Jedenfalls war ich abends todmüde, schlief schon vor zehn ein, nur um gegen Mitternacht aufzuwachen. Der Zeltnachbar schnarchte. So etwas kommt vor. Trotzdem schlief ich danach sehr schlecht, schreckte immer wieder hoch, trotz Ohrenstöpsel und Lichtbarriere wollte ich nicht tief einschlafen.
Dann, gegen halb fünf, stand ich einfach auf. Eine halbe Stunde, bevor ich hätte aufstehen müssen.
Nachts hatte es etwas geregnet, jetzt aber schien es sehr warm zu sein. Mit gekonnten Griffen, die ich auf dieser Reise hundertmal durchgeführt hatte, packte ich alles zusammen. Und trotz Frühstück und zwei Kaffees war ich gegen sechs bereit zum Aufbruch.
Langsam dämmerte es. Niemand auf dem Campingplatz war wach, in der Ferne aber beobachtete ich Blitze. Es donnerte nicht, also war das Gewitter so weit weg, dass es mich nicht betreffen würde. Aber ab und zu bekam ich einen Tropfen ab.

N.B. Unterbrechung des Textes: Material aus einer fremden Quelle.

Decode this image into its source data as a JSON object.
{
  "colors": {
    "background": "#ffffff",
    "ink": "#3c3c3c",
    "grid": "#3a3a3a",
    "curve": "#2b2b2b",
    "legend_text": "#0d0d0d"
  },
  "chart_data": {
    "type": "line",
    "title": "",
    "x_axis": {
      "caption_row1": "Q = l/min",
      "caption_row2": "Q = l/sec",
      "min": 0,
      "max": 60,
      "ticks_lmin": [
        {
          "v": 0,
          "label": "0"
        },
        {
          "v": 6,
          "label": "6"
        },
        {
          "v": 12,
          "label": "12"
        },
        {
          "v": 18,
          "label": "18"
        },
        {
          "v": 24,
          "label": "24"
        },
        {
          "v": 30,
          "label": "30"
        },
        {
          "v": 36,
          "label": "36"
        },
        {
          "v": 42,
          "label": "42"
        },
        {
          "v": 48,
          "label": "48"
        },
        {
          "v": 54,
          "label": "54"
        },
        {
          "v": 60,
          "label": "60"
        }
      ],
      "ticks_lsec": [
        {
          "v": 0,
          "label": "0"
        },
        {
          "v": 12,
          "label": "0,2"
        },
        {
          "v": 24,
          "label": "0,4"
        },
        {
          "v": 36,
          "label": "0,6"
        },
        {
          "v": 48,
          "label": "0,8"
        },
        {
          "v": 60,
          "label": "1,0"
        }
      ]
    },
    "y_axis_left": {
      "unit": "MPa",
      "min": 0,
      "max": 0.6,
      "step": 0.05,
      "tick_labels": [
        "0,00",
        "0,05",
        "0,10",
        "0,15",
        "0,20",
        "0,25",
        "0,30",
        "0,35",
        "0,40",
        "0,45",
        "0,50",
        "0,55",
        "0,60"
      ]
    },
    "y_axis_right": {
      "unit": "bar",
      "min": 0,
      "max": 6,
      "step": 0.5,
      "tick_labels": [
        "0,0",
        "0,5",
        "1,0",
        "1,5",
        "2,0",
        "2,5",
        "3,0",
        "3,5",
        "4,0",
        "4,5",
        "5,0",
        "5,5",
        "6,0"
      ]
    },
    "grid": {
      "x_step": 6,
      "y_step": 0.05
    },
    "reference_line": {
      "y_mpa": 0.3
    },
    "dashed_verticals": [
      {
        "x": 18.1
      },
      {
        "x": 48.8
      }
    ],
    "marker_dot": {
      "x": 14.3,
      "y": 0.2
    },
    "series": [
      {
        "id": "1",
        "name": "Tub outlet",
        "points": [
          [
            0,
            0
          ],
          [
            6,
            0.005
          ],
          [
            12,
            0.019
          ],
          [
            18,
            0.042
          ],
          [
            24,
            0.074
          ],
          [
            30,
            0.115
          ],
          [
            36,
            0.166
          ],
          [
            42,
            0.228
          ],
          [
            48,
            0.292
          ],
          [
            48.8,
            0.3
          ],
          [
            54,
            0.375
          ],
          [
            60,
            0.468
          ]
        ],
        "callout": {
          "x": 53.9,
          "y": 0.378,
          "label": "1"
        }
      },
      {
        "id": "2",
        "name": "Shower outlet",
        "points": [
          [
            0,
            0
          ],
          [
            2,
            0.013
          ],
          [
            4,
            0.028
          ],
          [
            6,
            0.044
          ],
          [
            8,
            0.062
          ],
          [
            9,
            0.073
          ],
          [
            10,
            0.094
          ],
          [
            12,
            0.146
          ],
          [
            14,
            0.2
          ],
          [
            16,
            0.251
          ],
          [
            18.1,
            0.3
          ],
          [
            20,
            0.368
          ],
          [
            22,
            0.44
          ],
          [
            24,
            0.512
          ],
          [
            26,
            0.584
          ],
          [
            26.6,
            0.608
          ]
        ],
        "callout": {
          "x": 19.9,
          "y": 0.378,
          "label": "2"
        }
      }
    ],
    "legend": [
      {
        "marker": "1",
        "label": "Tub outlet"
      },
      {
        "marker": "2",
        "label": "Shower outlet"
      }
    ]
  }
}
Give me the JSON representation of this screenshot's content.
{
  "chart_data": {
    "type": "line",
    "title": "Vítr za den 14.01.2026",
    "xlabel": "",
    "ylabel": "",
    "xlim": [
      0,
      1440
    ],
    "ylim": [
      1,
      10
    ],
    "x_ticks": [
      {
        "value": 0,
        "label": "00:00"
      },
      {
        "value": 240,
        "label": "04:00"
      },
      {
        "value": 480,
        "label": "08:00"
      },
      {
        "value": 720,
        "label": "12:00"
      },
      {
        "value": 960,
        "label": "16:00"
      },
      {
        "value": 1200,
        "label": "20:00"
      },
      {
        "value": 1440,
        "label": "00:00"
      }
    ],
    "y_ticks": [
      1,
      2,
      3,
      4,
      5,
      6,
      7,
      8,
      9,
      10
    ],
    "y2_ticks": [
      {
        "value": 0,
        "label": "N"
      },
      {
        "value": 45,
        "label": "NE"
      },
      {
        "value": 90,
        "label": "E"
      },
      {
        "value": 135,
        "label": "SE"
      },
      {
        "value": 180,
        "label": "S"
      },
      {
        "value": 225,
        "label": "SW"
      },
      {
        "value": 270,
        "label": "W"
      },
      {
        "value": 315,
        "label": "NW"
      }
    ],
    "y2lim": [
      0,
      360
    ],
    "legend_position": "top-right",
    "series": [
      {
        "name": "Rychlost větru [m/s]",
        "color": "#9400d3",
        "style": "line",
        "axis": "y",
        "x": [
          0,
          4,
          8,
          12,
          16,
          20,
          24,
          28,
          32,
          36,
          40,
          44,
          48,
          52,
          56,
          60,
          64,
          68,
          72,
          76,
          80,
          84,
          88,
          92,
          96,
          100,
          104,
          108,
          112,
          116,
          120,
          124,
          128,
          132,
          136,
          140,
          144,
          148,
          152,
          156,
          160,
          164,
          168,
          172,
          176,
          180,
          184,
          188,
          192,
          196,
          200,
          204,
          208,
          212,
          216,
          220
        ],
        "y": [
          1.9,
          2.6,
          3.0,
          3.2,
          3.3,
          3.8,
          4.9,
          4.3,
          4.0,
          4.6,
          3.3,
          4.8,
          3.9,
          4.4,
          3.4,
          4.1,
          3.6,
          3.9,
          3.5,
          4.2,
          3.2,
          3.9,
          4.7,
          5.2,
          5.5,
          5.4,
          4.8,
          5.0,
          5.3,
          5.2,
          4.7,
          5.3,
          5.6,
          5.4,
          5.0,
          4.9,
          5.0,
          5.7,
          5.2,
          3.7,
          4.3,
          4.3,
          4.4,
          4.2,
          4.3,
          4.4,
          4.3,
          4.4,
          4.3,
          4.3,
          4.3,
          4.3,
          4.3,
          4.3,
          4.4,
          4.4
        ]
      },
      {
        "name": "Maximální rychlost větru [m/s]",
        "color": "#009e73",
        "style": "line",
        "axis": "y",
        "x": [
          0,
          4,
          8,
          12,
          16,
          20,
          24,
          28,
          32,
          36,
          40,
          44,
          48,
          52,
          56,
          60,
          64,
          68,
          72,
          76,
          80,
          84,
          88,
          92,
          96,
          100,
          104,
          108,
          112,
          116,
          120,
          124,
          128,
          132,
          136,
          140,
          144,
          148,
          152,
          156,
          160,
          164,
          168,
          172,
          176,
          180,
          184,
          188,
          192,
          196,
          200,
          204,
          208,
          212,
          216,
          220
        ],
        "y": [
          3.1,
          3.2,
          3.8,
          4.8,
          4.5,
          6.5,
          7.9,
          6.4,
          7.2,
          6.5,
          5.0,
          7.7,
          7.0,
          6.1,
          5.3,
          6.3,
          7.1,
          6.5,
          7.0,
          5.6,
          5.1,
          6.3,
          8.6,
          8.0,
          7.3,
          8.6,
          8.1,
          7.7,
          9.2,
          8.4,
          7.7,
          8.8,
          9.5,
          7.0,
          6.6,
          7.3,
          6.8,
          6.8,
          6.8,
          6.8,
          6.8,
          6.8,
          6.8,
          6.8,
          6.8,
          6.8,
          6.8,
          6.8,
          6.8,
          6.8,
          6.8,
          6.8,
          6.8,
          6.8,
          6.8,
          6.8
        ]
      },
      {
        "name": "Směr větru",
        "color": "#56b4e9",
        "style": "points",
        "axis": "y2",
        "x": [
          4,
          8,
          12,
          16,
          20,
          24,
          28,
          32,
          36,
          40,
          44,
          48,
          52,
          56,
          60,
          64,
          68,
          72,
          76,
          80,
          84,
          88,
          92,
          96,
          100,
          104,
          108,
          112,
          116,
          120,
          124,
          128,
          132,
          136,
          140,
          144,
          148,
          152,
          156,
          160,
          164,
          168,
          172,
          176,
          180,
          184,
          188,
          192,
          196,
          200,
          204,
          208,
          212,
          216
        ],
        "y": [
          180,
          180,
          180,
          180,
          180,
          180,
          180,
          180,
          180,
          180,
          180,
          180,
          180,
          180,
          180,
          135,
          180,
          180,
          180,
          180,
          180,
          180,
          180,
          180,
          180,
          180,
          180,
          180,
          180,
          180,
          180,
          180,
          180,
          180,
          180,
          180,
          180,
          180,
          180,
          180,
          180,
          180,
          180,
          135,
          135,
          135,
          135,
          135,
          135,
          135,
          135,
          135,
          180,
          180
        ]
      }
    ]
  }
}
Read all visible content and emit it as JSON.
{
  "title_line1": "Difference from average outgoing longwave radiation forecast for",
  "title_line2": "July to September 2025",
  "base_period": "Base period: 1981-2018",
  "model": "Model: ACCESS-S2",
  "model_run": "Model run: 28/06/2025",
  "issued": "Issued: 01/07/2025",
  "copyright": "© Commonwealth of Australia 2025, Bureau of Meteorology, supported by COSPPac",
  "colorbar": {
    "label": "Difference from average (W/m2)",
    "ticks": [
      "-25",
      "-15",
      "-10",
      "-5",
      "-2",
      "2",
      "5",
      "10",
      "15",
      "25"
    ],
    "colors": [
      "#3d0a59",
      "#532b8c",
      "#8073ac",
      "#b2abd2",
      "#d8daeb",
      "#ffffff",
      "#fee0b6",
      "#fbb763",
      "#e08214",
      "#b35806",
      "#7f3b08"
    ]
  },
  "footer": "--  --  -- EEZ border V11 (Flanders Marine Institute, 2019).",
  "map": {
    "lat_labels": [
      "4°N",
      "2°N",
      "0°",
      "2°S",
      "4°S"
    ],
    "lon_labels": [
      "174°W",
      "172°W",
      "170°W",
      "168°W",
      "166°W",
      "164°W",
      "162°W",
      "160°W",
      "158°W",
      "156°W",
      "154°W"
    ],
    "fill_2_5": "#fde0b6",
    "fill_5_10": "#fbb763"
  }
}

Die Wolken waren schwer, hatten aber Lücken. Noch bevor die Sonne aufging, verließ ich den Platz. Zehn Minuten später aber war es so gut wie hell.

Ich fuhr in einem Zug durch. Und tatsächlich schaffte ich die 18 Kilometer in einer Stunde. Das Finden des Busbahnhofs war kein Mysterium mehr wie am Tag zuvor, er war einfach da, wo ich ihn gestern schon aufgesucht hatte. Ich sah auf mein Ticket. Und ärgerte mich.
Ich hatte mich verlesen. Statt um halb neun fuhr der Bus erst kurz vor neun. Fast zwei Stunden wartete ich also. Die Anzeige am Bahnhof aber zeigte den Bus nicht an. War ich überhaupt richtig? Ich war nicht der Einzige Verwirrte, einigen anderen Busnutzern ging es wie mir. Gegen halb neun tauchten mehr Leute auf. Und niemand wusste so recht, was er davon halten sollte.
Unsere Sorgen waren unberechtigt. Der Bus fuhr gegen neun pünktlich ein. Alles dauerte nur wenige Minuten, mein Rad war verstaut, es hatte niemanden interessiert. Ich weiß auch nicht, warum ich immer extra Gepäck bezahle.
Als wir über die Brennerautobahn fuhren, fühlte ich mich wohl. Ich bin so oft dort langgefahren. Immer auf dem Weg nach Italien oder wieder zurück. Zwischen 20 und 30 war ich regelmäßig hier. Danach kaum noch. Die Berge an den Seiten des Tales wurden immer höher. Irgendwann waren wir in Österreich. Man merkt es gar nicht mehr.
Wir passierten Innsbruck, dann bogen wir in Richtung Westen ab, was mich wunderte. Wir fuhren also über Mittenwald. Schön. Auch diese Strecke bin ich bereits gefahren. Die Stadt kenne ich ebenfalls ein wenig.
Wir hielten plötzlich direkt vor dem Campingplatz Iserhorn. War das ein planmäßiger Halt?
Nein, war es nicht. Bundespolizei. Ich dachte an Rasterfandung. Die beiden Beamten kontrollierten jeden Fahrgast. Auch mich. Der Witz war, dass mein Ausweis zum zweiten Kollegen gereicht wurde, der ihn scannte. Das passierte mit nur wenigen Ausweisen. Was wird da eigentlich gescannt? Ob ich Vorstrafen habe? Vielleicht hätte ich fragen sollen. Wenn es mich wirklich interessiert hätte. Aber dem war eigentlich nicht so. Ich kenne es, die langen Haare machen mich in Deutschland immer verdächtig. Nirgendwo anders. Aber es ist, wie es ist.
Trotz des außerplanmäßigen Aufenthaltes erreichten wir München pünktlich. Ich packte alles auf das Rad und fuhr direkt zum Campingplatz. Meine Sorge, dass eventuell kein Platz mehr frei wäre, erwies sich als haltlos. Ich hatte kurz Bedenken, weil ich an den Wiesen vorbeigefahren bin. Ist schon Oktoberfest? Aber das findet erst Mitte September statt.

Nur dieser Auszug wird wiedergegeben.